The internet holds a wealth of textual data, and the ability to work with it efficiently is indispensable for any NLP practitioner. When it comes to working with text from the vast expanse of the internet, you've probably noticed that a good chunk of it is wrapped in complex HTML formatting. It can feel like searching for a needle in a digital haystack.

In this post, I'll not only walk you through the process of extracting text from a web URL but also introduce you to two effective methods for cleaning away that intricate HTML formatting.

Let's dive in! 🌟

## Read Text from a URL

In [16]:
import nltk
from urllib import request

In [17]:
url = "https://www.gutenberg.org/files/14469/14469-h/14469-h.htm"

# Read the HTML from the URL
html = request.urlopen(url).read()

Now we print the first 100 characters from the url

In [18]:
# print the first 100 characters
html[:100]

b'<?xml version="1.0" encoding="ISO-8859-1"?>\r\n<!DOCTYPE html PUBLIC "-//W3C//DTD XHTML 1.0 Transition'

As you see, they are in html format. There are a number of methods which we can apply to remove html formatting from our text. Let's try some of them!

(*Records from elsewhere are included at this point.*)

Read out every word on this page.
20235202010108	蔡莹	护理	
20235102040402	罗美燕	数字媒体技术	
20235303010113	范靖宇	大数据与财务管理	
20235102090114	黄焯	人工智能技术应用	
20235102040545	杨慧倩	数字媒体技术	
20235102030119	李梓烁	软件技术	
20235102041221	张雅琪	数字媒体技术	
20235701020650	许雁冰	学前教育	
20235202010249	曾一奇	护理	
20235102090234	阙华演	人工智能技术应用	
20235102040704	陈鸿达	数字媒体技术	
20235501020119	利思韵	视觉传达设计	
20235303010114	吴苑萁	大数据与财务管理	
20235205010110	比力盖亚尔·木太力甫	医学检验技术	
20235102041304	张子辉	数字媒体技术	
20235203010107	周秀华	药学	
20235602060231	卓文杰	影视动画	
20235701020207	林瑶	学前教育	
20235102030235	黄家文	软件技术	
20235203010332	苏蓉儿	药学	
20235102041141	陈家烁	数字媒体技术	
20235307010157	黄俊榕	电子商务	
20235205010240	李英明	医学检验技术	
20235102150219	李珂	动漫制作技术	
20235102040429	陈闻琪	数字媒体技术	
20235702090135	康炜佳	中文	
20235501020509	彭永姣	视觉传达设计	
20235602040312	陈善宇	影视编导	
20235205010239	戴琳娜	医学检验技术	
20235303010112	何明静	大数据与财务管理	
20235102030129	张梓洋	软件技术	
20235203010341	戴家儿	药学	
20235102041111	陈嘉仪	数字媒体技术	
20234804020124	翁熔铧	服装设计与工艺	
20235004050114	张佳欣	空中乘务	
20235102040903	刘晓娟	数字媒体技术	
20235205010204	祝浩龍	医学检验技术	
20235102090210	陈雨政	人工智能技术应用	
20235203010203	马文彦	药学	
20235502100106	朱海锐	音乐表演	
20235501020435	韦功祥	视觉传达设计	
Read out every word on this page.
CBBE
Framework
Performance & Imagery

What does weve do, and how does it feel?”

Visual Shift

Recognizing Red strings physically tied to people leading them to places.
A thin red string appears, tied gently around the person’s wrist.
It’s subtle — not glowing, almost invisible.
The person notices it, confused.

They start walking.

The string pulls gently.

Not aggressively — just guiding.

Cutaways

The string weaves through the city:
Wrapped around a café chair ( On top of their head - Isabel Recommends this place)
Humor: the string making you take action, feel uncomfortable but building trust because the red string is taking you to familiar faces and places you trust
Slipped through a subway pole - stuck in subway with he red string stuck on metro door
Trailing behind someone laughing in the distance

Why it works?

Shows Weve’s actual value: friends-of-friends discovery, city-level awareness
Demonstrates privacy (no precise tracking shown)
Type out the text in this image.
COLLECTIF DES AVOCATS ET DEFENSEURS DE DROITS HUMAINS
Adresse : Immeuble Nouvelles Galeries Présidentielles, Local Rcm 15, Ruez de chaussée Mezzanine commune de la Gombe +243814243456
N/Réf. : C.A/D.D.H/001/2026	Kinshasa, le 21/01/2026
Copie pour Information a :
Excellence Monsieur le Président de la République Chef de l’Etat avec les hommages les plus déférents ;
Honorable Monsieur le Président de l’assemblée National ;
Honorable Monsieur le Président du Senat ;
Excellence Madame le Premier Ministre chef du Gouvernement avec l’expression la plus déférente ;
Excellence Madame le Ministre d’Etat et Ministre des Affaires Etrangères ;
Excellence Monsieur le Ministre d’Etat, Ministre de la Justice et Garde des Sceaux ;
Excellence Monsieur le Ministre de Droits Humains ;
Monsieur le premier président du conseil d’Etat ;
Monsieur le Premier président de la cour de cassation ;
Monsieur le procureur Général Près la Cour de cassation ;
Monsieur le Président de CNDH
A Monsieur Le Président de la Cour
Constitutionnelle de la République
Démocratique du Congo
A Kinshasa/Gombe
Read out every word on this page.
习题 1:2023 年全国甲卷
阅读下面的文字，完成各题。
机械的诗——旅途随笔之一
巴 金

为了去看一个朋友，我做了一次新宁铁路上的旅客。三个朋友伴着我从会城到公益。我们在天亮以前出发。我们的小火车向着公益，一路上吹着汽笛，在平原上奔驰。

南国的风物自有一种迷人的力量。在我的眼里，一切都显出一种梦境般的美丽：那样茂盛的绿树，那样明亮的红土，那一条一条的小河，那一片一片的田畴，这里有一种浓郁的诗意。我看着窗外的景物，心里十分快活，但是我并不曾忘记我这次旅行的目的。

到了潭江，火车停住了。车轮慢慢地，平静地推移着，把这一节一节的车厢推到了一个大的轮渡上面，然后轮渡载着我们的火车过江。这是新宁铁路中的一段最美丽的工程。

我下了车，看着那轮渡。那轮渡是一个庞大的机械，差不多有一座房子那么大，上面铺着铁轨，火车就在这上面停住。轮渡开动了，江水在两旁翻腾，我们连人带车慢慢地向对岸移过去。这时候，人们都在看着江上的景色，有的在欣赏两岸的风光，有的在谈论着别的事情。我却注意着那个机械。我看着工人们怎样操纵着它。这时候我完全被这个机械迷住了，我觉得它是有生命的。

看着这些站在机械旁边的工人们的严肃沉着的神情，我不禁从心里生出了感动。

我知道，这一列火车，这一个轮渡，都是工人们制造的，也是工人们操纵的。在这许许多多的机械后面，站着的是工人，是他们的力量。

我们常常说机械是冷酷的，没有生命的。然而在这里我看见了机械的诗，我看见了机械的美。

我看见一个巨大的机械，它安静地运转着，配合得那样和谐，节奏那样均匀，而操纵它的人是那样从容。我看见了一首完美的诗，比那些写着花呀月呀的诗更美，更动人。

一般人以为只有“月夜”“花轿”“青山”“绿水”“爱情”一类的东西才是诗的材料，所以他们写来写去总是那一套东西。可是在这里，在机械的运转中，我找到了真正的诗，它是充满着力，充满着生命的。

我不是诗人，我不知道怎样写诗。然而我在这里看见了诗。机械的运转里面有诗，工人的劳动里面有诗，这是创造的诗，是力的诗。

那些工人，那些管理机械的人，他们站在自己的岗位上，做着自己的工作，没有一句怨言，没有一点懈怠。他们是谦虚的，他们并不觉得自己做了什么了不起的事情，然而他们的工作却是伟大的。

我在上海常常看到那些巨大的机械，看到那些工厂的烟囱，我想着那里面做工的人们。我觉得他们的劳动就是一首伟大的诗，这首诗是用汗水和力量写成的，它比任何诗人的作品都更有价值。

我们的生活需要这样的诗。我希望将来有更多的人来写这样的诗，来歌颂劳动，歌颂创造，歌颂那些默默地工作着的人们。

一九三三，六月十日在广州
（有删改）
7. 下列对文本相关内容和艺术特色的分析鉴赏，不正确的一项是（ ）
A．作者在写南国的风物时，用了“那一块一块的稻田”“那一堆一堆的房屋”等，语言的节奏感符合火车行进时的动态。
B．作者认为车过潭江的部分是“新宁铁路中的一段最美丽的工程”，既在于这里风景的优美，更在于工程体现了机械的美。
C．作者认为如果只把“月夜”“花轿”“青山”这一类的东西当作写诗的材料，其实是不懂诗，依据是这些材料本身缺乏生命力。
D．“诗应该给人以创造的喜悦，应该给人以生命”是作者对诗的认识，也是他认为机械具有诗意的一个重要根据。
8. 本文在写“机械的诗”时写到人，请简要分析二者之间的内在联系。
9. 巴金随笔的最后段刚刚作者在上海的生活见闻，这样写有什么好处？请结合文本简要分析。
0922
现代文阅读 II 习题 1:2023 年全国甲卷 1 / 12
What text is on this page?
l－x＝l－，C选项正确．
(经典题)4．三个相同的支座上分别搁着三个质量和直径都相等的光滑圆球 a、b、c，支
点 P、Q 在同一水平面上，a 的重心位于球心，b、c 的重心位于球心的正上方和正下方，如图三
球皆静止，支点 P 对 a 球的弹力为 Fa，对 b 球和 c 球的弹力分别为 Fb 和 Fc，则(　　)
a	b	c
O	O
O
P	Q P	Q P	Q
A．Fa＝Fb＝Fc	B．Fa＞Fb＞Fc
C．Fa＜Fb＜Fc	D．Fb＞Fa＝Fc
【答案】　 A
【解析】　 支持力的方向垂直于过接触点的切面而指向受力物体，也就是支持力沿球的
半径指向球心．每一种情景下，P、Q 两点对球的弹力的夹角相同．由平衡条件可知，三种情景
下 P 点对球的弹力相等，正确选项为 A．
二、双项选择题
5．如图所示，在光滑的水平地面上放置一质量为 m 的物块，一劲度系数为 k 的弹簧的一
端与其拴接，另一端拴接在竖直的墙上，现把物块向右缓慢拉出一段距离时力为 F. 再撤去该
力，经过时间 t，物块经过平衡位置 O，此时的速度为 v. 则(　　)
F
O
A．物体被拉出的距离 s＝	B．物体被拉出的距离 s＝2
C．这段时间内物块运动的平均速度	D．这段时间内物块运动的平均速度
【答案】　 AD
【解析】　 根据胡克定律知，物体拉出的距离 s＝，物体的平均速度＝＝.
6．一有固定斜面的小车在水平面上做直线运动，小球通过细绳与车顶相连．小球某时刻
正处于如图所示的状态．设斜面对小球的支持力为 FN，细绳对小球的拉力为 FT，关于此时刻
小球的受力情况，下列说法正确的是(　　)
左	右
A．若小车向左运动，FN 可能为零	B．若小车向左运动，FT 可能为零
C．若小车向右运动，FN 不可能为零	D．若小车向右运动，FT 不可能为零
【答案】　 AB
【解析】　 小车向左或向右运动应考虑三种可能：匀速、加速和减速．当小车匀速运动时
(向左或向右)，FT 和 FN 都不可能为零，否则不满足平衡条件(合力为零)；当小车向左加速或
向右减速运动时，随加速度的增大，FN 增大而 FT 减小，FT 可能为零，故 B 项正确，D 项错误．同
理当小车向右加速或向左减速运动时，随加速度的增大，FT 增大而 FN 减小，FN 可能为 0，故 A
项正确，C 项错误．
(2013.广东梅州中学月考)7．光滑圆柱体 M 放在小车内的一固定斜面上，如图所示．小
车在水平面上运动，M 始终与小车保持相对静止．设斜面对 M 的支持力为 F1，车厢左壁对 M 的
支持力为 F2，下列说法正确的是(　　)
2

## 1. HTML Cleaning Using BeautifulSoup method

In [19]:
from bs4 import BeautifulSoup

In [20]:
# Get text using BeautifulSoup get_text method
clean_1 = BeautifulSoup(html).get_text()

clean_1[:100]

'\n\n\r\n      The Project Gutenberg eBook of The English Novel, by George Saintsbury.\r\n    \n\n\n\n\r\n\r\nThe P'

## 2. HTML Cleaning Using Regex

In [21]:
import re

In [22]:
try:
    # Attempt to decode the HTML data to a string using UTF-8 encoding
    html_str = html.decode('utf-8')
except UnicodeDecodeError:
    # If UTF-8 decoding fails, try a different encoding or handle the error as needed
    html_str = html.decode('latin-1')  # You can try other encodings too

# Define the regex pattern
clean_re = re.compile(r'<[^>]+.*?')

# Apply the pattern to the string
clean_2 = clean_re.sub("", html_str)

clean_2[:100]

'>\r\n>\r\n\r\n>\r\n  >\r\n    >\r\n      The Project Gutenberg eBook of The English Novel, by George Saintsbury.'

Now that we've successfully removed those pesky HTML tags from our text data, the next exciting phase begins. We can now tokenize the text, breaking it down into its constituent parts, and dive into the realm of analysis. This step allows us to uncover patterns, gain insights, and extract valuable information, bringing us closer to data-driven decision-making and innovation.